On color Doppler imaging, the inflow artery of the AVF is characterized by relatively homogeneous, laminar flow (with maximum velocity at the center of the lumen and the lowest values near the vessel walls). Near the anastomosis, there is an increase in flow velocity (reflected by lighter colors, even white) and turbulence (reflected by a disorderly alternation of reds and blues within the same luminal segment). Because of the high flow volumes and caliber irregularities that characterize the outflow vein, areas of vortex flow are often observed at this level, especially near the anastomosis. They are reflected by alternating intraluminal color signals with a typical spiroidal configuration [23, 32]. Moving away from the AVF, the caliber of the vessel tends to decrease, vortexing diminishes, and the venous flow gradually becomes more homogeneous and regular [23, 32].

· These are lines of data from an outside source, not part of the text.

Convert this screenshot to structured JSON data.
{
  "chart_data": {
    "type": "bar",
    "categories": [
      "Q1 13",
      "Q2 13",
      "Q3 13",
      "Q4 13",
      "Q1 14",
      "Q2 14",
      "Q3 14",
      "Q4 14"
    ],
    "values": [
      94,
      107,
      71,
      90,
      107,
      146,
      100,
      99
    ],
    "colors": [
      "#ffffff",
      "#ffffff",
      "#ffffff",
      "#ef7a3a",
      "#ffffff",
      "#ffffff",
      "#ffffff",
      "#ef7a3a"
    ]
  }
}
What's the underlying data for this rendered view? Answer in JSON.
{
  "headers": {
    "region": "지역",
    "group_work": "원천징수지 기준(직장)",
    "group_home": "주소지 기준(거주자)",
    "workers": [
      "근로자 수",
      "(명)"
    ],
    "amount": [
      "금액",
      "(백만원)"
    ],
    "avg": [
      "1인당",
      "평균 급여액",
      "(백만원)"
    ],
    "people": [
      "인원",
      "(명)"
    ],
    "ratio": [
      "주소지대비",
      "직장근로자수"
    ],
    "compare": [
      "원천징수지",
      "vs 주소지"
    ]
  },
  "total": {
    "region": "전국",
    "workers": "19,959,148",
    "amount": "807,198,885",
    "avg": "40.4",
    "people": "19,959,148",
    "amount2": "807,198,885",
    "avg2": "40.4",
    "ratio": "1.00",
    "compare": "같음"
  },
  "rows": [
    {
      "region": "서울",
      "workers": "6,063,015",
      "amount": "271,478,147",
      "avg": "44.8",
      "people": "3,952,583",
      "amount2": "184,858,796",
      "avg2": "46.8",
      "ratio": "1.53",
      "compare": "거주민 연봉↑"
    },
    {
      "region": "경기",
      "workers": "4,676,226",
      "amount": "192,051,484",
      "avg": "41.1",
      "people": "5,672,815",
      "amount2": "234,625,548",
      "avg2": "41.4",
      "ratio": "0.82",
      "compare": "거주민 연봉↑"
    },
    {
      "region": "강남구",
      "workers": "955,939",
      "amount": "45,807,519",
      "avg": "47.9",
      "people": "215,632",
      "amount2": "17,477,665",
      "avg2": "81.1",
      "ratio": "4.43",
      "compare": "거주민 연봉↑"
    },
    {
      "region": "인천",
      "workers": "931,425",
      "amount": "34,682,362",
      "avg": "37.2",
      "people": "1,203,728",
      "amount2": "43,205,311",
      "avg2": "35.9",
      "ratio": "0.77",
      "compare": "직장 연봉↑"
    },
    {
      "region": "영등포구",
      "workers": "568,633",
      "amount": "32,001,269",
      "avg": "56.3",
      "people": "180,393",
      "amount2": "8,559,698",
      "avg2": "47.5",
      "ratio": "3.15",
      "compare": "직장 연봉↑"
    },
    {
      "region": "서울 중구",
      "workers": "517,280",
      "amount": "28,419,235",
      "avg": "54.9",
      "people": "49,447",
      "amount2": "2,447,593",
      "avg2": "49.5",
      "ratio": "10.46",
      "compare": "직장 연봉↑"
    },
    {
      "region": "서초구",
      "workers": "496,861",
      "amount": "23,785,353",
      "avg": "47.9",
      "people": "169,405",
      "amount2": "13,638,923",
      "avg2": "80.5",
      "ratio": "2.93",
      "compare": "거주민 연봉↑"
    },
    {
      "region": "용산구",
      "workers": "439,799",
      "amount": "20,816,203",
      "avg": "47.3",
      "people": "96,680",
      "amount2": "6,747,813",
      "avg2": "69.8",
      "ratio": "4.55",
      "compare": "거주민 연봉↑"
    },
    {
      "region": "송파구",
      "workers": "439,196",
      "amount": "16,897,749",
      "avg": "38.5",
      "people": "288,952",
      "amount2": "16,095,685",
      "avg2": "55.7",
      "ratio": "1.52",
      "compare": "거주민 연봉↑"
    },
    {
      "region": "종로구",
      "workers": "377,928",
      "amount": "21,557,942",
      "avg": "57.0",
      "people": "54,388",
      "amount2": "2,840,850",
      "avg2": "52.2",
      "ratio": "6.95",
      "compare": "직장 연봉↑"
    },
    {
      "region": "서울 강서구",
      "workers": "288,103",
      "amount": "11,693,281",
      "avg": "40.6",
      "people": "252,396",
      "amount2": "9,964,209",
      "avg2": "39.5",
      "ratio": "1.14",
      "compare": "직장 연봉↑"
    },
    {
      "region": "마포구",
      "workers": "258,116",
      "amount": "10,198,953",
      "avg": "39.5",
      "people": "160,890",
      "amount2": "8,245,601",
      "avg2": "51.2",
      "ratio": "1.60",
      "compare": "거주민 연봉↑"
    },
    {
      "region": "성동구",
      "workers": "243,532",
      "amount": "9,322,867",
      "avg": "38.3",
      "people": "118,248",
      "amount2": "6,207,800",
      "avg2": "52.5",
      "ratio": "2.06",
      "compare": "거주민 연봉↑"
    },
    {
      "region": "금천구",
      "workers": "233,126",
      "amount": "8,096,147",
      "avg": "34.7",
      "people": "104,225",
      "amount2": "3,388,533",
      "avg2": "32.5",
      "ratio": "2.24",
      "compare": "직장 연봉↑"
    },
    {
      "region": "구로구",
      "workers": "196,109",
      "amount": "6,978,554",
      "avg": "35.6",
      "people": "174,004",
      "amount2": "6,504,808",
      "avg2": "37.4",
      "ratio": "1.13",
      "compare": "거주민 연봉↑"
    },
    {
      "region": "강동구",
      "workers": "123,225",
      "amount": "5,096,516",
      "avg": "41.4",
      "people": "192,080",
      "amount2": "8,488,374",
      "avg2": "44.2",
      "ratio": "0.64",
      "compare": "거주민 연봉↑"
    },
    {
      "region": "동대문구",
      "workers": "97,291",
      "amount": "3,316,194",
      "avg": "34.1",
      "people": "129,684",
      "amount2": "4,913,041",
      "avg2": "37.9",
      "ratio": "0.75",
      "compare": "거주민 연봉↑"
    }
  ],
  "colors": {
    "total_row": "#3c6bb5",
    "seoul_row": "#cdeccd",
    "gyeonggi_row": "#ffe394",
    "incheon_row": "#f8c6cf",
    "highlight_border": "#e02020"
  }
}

Doppler ultrasound assessment
On Doppler ultrasound imaging, the inflow side of a normal AVF is characterized by an appreciable reduction in peripheral resistance relative to the contralateral limb, with copious anterograde flow during the entire diastolic phase [23]. As the transducer moves closer to the anastomosis, flow through the afferent artery undergoes a progressive and constant increase in velocity that involves both the systolic and diastolic phases, and spectral broadening is observed, which is maximal in vicinity of the anastomosis, where it reaches the baseline with the disappearance of the acoustic window [23]. At the level of the anastomosis, purely turbulent flow profiles are observed, with loss of arterial phasicity, a broad spectrum extending above and below the baseline, and high peak systolic velocities that are extremely variable in subsequent moments [23]. On the venous side, near the anastomosis, flow is “arterialized” with obvious systolic–diastolic phasicity and a particularly broad spectrum. As the distance from the AVF increases, arterial phasicity is progressively lost, the mean flow velocity diminishes, and the spectrum takes on the characteristics of regular venous flow [23].
Conclusions
The native AVF is the vascular access of choice for patients who require hemodialysis: it lasts longer and is associated with fewer complications than other types of vascular access; for hemodialysis patients, these benefits translate into better quality of life and longer survival.
Doctors involved in the construction and maintenance of vascular accesses for hemodialysis know that DUS is fundamental for identifying vessels that are suitable for creating an AVF (preoperative mapping) and for early detection of complications (surveillance). Indeed, DUS is the only surveillance method that allows one to monitor AVF blood flow and simultaneously explore possible causes of vascular access malfunction. This facilitates timely, targeted salvage interventions that can prolong the survival of the vascular access and consequently that of the patient as well.
Conflict of interest
Pasquale Zamboli, Fulvio Fiorini, Alessandro D’Amelio, Pasquale Fatuzzo, Antonio Granata declare that they have no conflict of interest.
Human and animal studies
The study described in this article did not include any procedures involving humans or animals.